Митя оторопел, даже дышать перестал, но разглядев озорные искорки в глазах приятеля, выдохнул с облегчением.

— Экий ты насмешник… А я уж было подумал, что всерьез!

— Наверное, воздух Европы сделал меня чуточку вольнодумцем. Хотя… Я ведь в самом деле много размышлял, пока путешествовал. И вот что пришло в голову. Давешняя моя теория о том, что можно разрешить себе убийство ради некой «великой» цели, — причем величие здесь непременно стоит заключить в кавычки, поскольку оно мнимое и происходит из заблуждения человека, — так вот теория эта срабатывает на любом уровне. Дробится на более мелкие осколочки. Люди наделяют себя правом на любую подлость — слежку, шантаж, доносы, выколачивание признаний, да вот хоть бы и эту твою перлюстрацию. И вроде бы по отдельности все это не так страшно, как убийство, однако через всю эту мелкую с виду подлость сейчас многим людям страдание выходит. А скольким еще выйдет в будущем?

— Гоняли мы с тобой революционеров, а сами-то, сами, — почтмейстер сдвинул фуражку вперед и почесал затылок в растерянности.
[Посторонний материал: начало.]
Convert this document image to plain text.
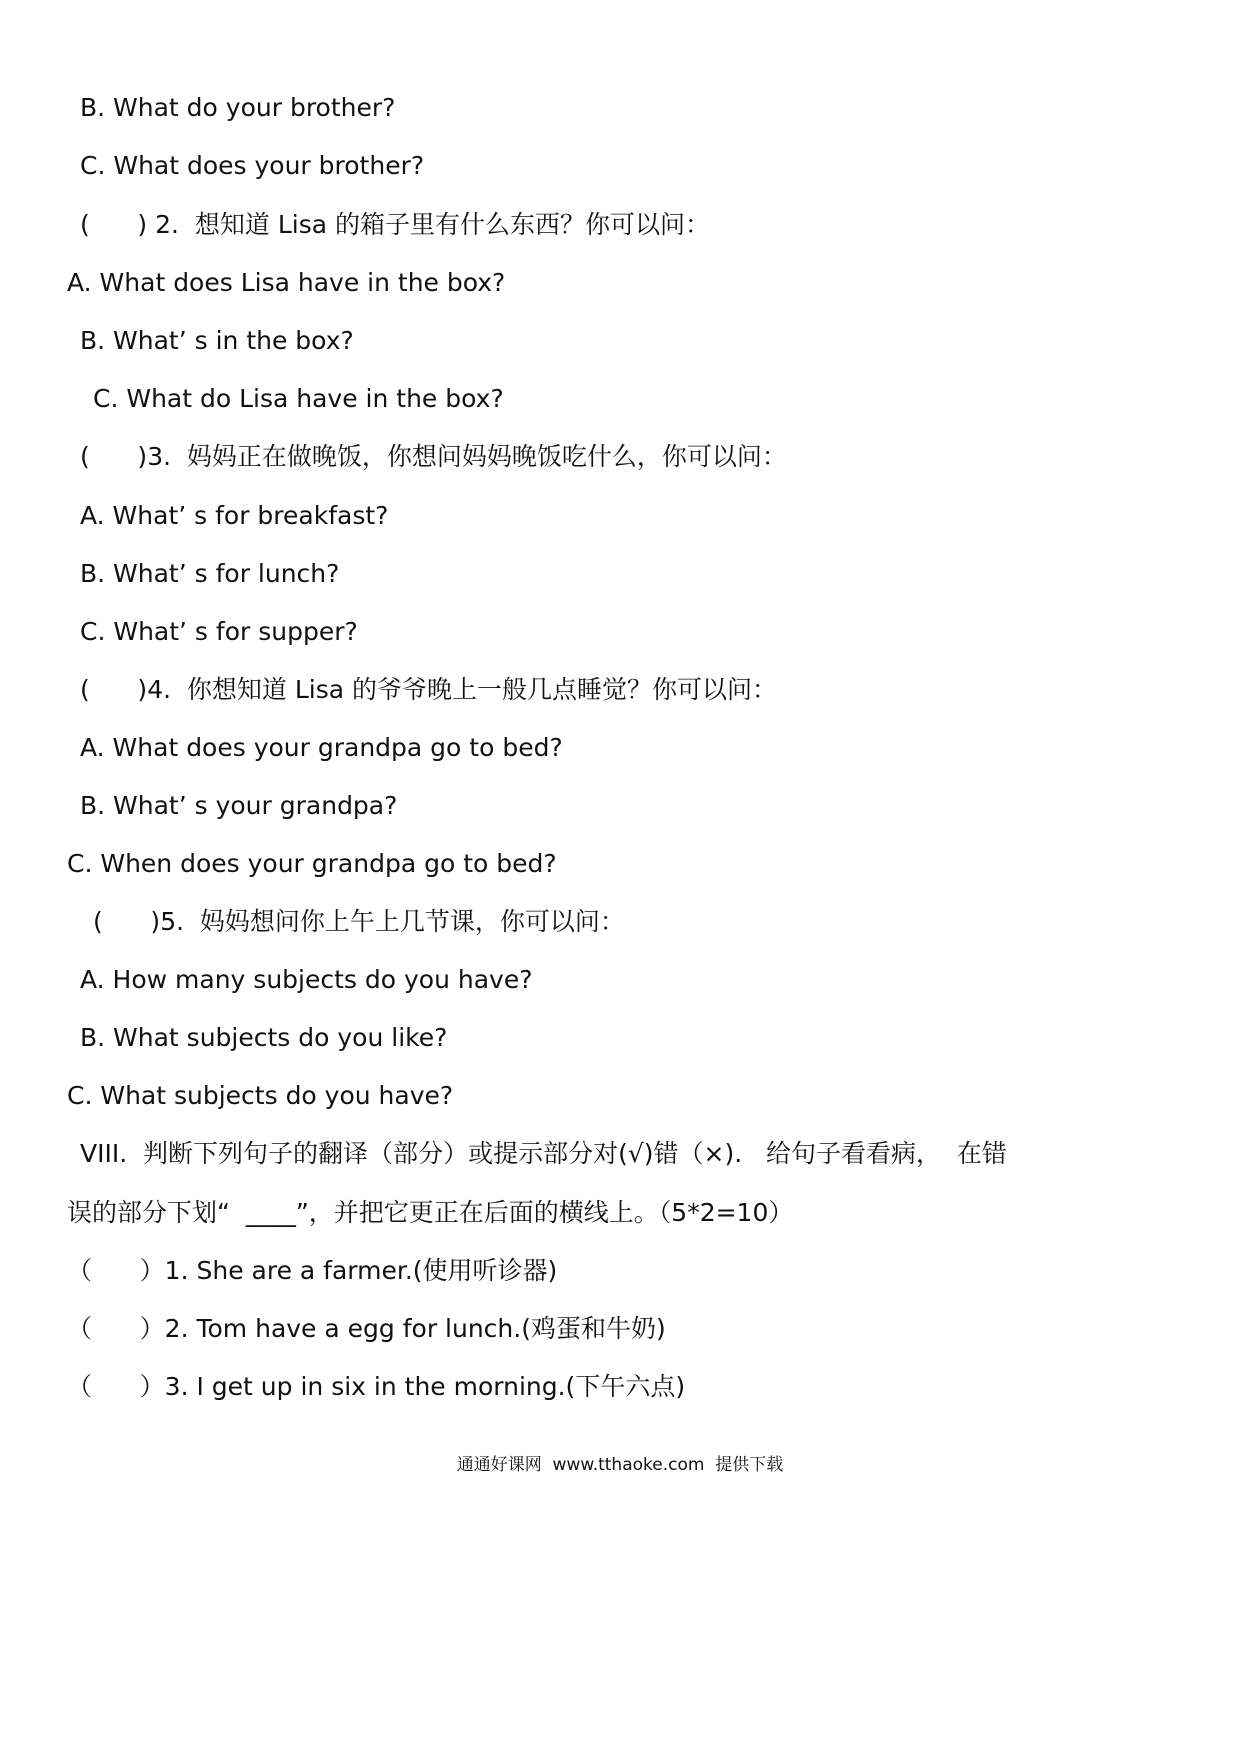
B. What do your brother?
C. What does your brother?
(      ) 2.  想知道 Lisa 的箱子里有什么东西？你可以问：
A. What does Lisa have in the box?
B. What’ s in the box?
C. What do Lisa have in the box?
(      )3.  妈妈正在做晚饭，你想问妈妈晚饭吃什么，你可以问：
A. What’ s for breakfast?
B. What’ s for lunch?
C. What’ s for supper?
(      )4.  你想知道 Lisa 的爷爷晚上一般几点睡觉？你可以问：
A. What does your grandpa go to bed?
B. What’ s your grandpa?
C. When does your grandpa go to bed?
(      )5.  妈妈想问你上午上几节课，你可以问：
A. How many subjects do you have?
B. What subjects do you like?
C. What subjects do you have?
VIII.  判断下列句子的翻译（部分）或提示部分对(√)错（×).   给句子看看病，  在错
误的部分下划“  ____”，并把它更正在后面的横线上。（5*2=10）
（      ）1. She are a farmer.(使用听诊器)
（      ）2. Tom have a egg for lunch.(鸡蛋和牛奶)
（      ）3. I get up in six in the morning.(下午六点)
通通好课网  www.tthaoke.com  提供下载
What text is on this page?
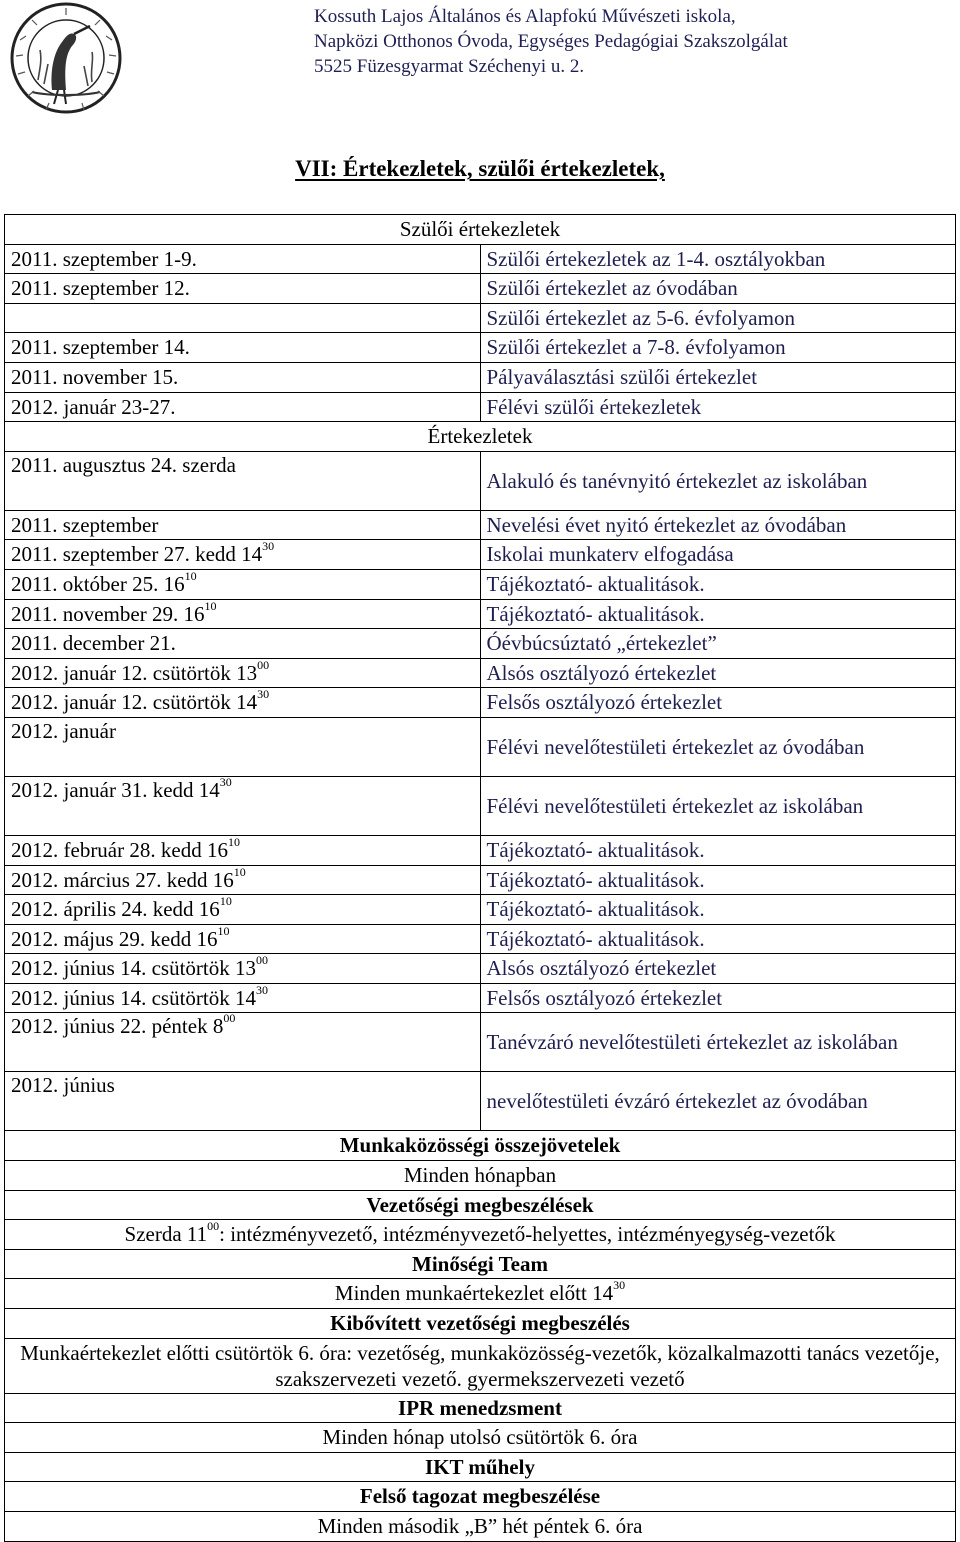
Kossuth Lajos Általános és Alapfokú Művészeti iskola,
Napközi Otthonos Óvoda, Egységes Pedagógiai Szakszolgálat
5525 Füzesgyarmat Széchenyi u. 2.
VII: Értekezletek, szülői értekezletek,
Szülői értekezletek	
2011. szeptember 1-9.	Szülői értekezletek az 1-4. osztályokban
2011. szeptember 12.	Szülői értekezlet az óvodában
	Szülői értekezlet az 5-6. évfolyamon
2011. szeptember 14.	Szülői értekezlet a 7-8. évfolyamon
2011. november 15.	Pályaválasztási szülői értekezlet
2012. január 23-27.	Félévi szülői értekezletek
Értekezletek	
2011. augusztus 24. szerda	Alakuló és tanévnyitó értekezlet az iskolában
2011. szeptember	Nevelési évet nyitó értekezlet az óvodában
2011. szeptember 27. kedd $14^{30}$	Iskolai munkaterv elfogadása
2011. október 25. $16^{10}$	Tájékoztató- aktualitások.
2011. november 29. $16^{10}$	Tájékoztató- aktualitások.
2011. december 21.	Óévbúcsúztató „értekezlet”
2012. január 12. csütörtök $13^{00}$	Alsós osztályozó értekezlet
2012. január 12. csütörtök $14^{30}$	Felsős osztályozó értekezlet
2012. január	Félévi nevelőtestületi értekezlet az óvodában
2012. január 31. kedd $14^{30}$	Félévi nevelőtestületi értekezlet az iskolában
2012. február 28. kedd $16^{10}$	Tájékoztató- aktualitások.
2012. március 27. kedd $16^{10}$	Tájékoztató- aktualitások.
2012. április 24. kedd $16^{10}$	Tájékoztató- aktualitások.
2012. május 29. kedd $16^{10}$	Tájékoztató- aktualitások.
2012. június 14. csütörtök $13^{00}$	Alsós osztályozó értekezlet
2012. június 14. csütörtök $14^{30}$	Felsős osztályozó értekezlet
2012. június 22. péntek $8^{00}$	Tanévzáró nevelőtestületi értekezlet az iskolában
2012. június	nevelőtestületi évzáró értekezlet az óvodában
Munkaközösségi összejövetelek	
Minden hónapban	
Vezetőségi megbeszélések	
Szerda $11^{00}$: intézményvezető, intézményvezető-helyettes, intézményegység-vezetők	
Minőségi Team	
Minden munkaértekezlet előtt $14^{30}$
Kibővített vezetőségi megbeszélés	
Munkaértekezlet előtti csütörtök 6. óra: vezetőség, munkaközösség-vezetők, közalkalmazotti tanács vezetője, szakszervezeti vezető. gyermekszervezeti vezető	
IPR menedzsment	
Minden hónap utolsó csütörtök 6. óra	
IKT műhely	
Felső tagozat megbeszélése	
Minden második „B” hét péntek 6. óra	
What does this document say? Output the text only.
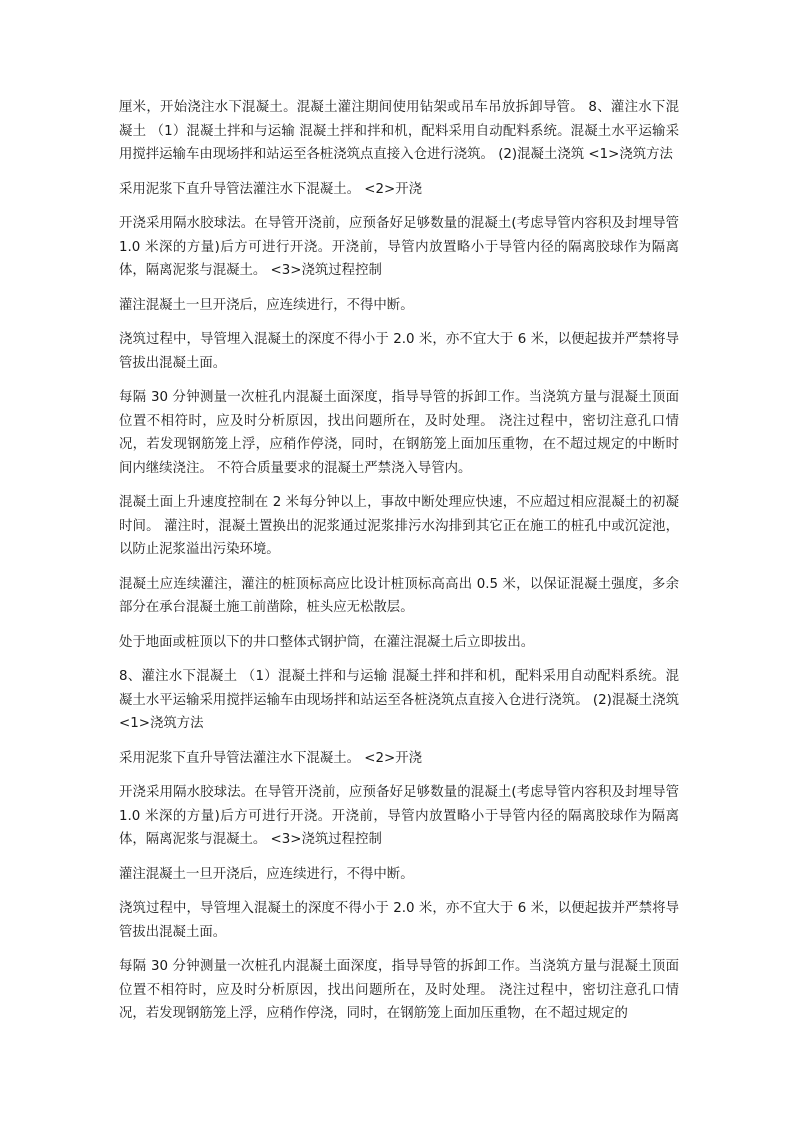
厘米，开始浇注水下混凝土。混凝土灌注期间使用钻架或吊车吊放拆卸导管。 8、灌注水下混凝土 （1）混凝土拌和与运输 混凝土拌和拌和机，配料采用自动配料系统。混凝土水平运输采用搅拌运输车由现场拌和站运至各桩浇筑点直接入仓进行浇筑。 (2)混凝土浇筑 <1>浇筑方法

采用泥浆下直升导管法灌注水下混凝土。 <2>开浇

开浇采用隔水胶球法。在导管开浇前，应预备好足够数量的混凝土(考虑导管内容积及封埋导管 1.0 米深的方量)后方可进行开浇。开浇前，导管内放置略小于导管内径的隔离胶球作为隔离体，隔离泥浆与混凝土。 <3>浇筑过程控制

灌注混凝土一旦开浇后，应连续进行，不得中断。

浇筑过程中，导管埋入混凝土的深度不得小于 2.0 米，亦不宜大于 6 米，以便起拔并严禁将导管拔出混凝土面。

每隔 30 分钟测量一次桩孔内混凝土面深度，指导导管的拆卸工作。当浇筑方量与混凝土顶面位置不相符时，应及时分析原因，找出问题所在，及时处理。 浇注过程中，密切注意孔口情况，若发现钢筋笼上浮，应稍作停浇，同时，在钢筋笼上面加压重物，在不超过规定的中断时间内继续浇注。 不符合质量要求的混凝土严禁浇入导管内。

混凝土面上升速度控制在 2 米每分钟以上，事故中断处理应快速，不应超过相应混凝土的初凝时间。 灌注时，混凝土置换出的泥浆通过泥浆排污水沟排到其它正在施工的桩孔中或沉淀池，以防止泥浆溢出污染环境。

混凝土应连续灌注，灌注的桩顶标高应比设计桩顶标高高出 0.5 米，以保证混凝土强度，多余部分在承台混凝土施工前凿除，桩头应无松散层。

处于地面或桩顶以下的井口整体式钢护筒，在灌注混凝土后立即拔出。

8、灌注水下混凝土 （1）混凝土拌和与运输 混凝土拌和拌和机，配料采用自动配料系统。混凝土水平运输采用搅拌运输车由现场拌和站运至各桩浇筑点直接入仓进行浇筑。 (2)混凝土浇筑 <1>浇筑方法

采用泥浆下直升导管法灌注水下混凝土。 <2>开浇

开浇采用隔水胶球法。在导管开浇前，应预备好足够数量的混凝土(考虑导管内容积及封埋导管 1.0 米深的方量)后方可进行开浇。开浇前，导管内放置略小于导管内径的隔离胶球作为隔离体，隔离泥浆与混凝土。 <3>浇筑过程控制

灌注混凝土一旦开浇后，应连续进行，不得中断。

浇筑过程中，导管埋入混凝土的深度不得小于 2.0 米，亦不宜大于 6 米，以便起拔并严禁将导管拔出混凝土面。

每隔 30 分钟测量一次桩孔内混凝土面深度，指导导管的拆卸工作。当浇筑方量与混凝土顶面位置不相符时，应及时分析原因，找出问题所在，及时处理。 浇注过程中，密切注意孔口情况，若发现钢筋笼上浮，应稍作停浇，同时，在钢筋笼上面加压重物，在不超过规定的
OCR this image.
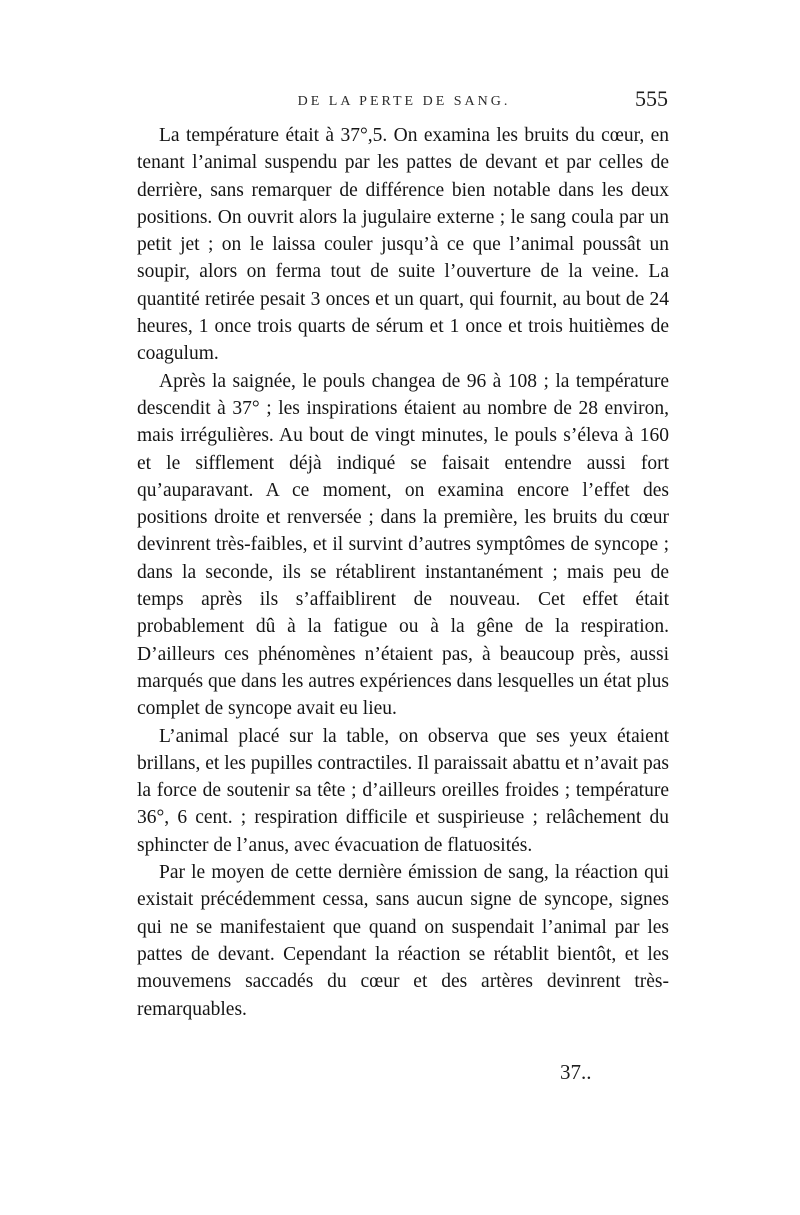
DE LA PERTE DE SANG.	555

La température était à 37°,5. On examina les bruits du cœur, en tenant l’animal suspendu par les pattes de devant et par celles de derrière, sans remarquer de différence bien notable dans les deux positions. On ouvrit alors la jugulaire externe ; le sang coula par un petit jet ; on le laissa couler jusqu’à ce que l’animal poussât un soupir, alors on ferma tout de suite l’ouverture de la veine. La quantité retirée pesait 3 onces et un quart, qui fournit, au bout de 24 heures, 1 once trois quarts de sérum et 1 once et trois huitièmes de coagulum.

Après la saignée, le pouls changea de 96 à 108 ; la température descendit à 37° ; les inspirations étaient au nombre de 28 environ, mais irrégulières. Au bout de vingt minutes, le pouls s’éleva à 160 et le sifflement déjà indiqué se faisait entendre aussi fort qu’auparavant. A ce moment, on examina encore l’effet des positions droite et renversée ; dans la première, les bruits du cœur devinrent très-faibles, et il survint d’autres symptômes de syncope ; dans la seconde, ils se rétablirent instantanément ; mais peu de temps après ils s’affaiblirent de nouveau. Cet effet était probablement dû à la fatigue ou à la gêne de la respiration. D’ailleurs ces phénomènes n’étaient pas, à beaucoup près, aussi marqués que dans les autres expériences dans lesquelles un état plus complet de syncope avait eu lieu.

L’animal placé sur la table, on observa que ses yeux étaient brillans, et les pupilles contractiles. Il paraissait abattu et n’avait pas la force de soutenir sa tête ; d’ailleurs oreilles froides ; température 36°, 6 cent. ; respiration difficile et suspirieuse ; relâchement du sphincter de l’anus, avec évacuation de flatuosités.

Par le moyen de cette dernière émission de sang, la réaction qui existait précédemment cessa, sans aucun signe de syncope, signes qui ne se manifestaient que quand on suspendait l’animal par les pattes de devant. Cependant la réaction se rétablit bientôt, et les mouvemens saccadés du cœur et des artères devinrent très-remarquables.

37..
— Что ты, Митя, революции тут не помогут. От них наоборот, еще хуже сделается, поскольку любая смута все низкое в человеке еще больше обнажает, — Мармеладов говорил отстраненно, наблюдая при том, как трое спорщиков развернули лодки и размашисто двинулись обратно, к дальнему берегу пруда. — Тут бы надо каждому внутри себя построить крепость и там заточить все подлое и гадкое, что в нас есть. А тюремщиками поставить совесть и стыд. Отказаться от «великих» предприятий, но только по доброй воле. Тогда, глядишь, и сумеем сохранить нравственный закон внутри нас. Но это так, очередная теория…

Он взмахнул тростью и отбросил маленький камешек в зеленую пирамиду ближайшего куста.

— Трость, надо полагать, дань парижской моде? — желая увести приятеля на более легкий разговор, спросил Митя.

И не угадал.

— Подарок от нашего общего знакомого, полковника Пороха. Прислал к Рождеству, за помощь в поимке бомбистов.

— Похвалил, значит?

— Это как посмотреть. Видишь, на рукояти гравировка: «Иным острым идеям лучше бы никогда не покидать ножны»… Отношения наши по-прежнему далеки от взаимной приязни. Порох и вся столичная охранка, воспринимают меня как меньшее зло и обращаются лишь в том случае, когда не могут сами победить зло более крупных форм и размеров. Не исключаю, что втайне лелеют надежду: не справится однажды Родион Романович с каким-либо преогромнейшим злодеем, так пусть оно его и сожрет… А знаешь, Митя, ну их всех к лешему. Пойдем-ка лучше в трактир и пропьем все, что не пропито в заграницах!

Деньги, уплаченные финансистом Шубиным за успешно раскрытое дело с ограблением, были почти целиком потрачены на путешествие. Зиму Мармеладов провел в Париже, на обратном пути задержался в Вене и Берлине.

— А ты г-жу Меркульеву навестил? — с любопытством спросил почтмейстер, прислушиваясь к ощущениям в правом сапоге. — Она ведь тоже где-то в Европе сейчас.

— Нет. Я долго размышлял — заехать к Луше или нет, но в итоге счел эту затею неразумной.

— Господи, да при чем же здесь разум? — воскликнул Митя. — В таких делах лучше слушать, что сердце подскажет.

— Сердце — лишь мышца, которая двигает кровь по человеческому организму. Такой же простой механизм, как часы. Мозг куда сложнее устроен. В нем могут одновременно уживаться логика, здравый смысл и воспоминания о чудных мгновеньях… Кстати сказать, в Париже я узнал, что французы с восторгом читают Пушкина!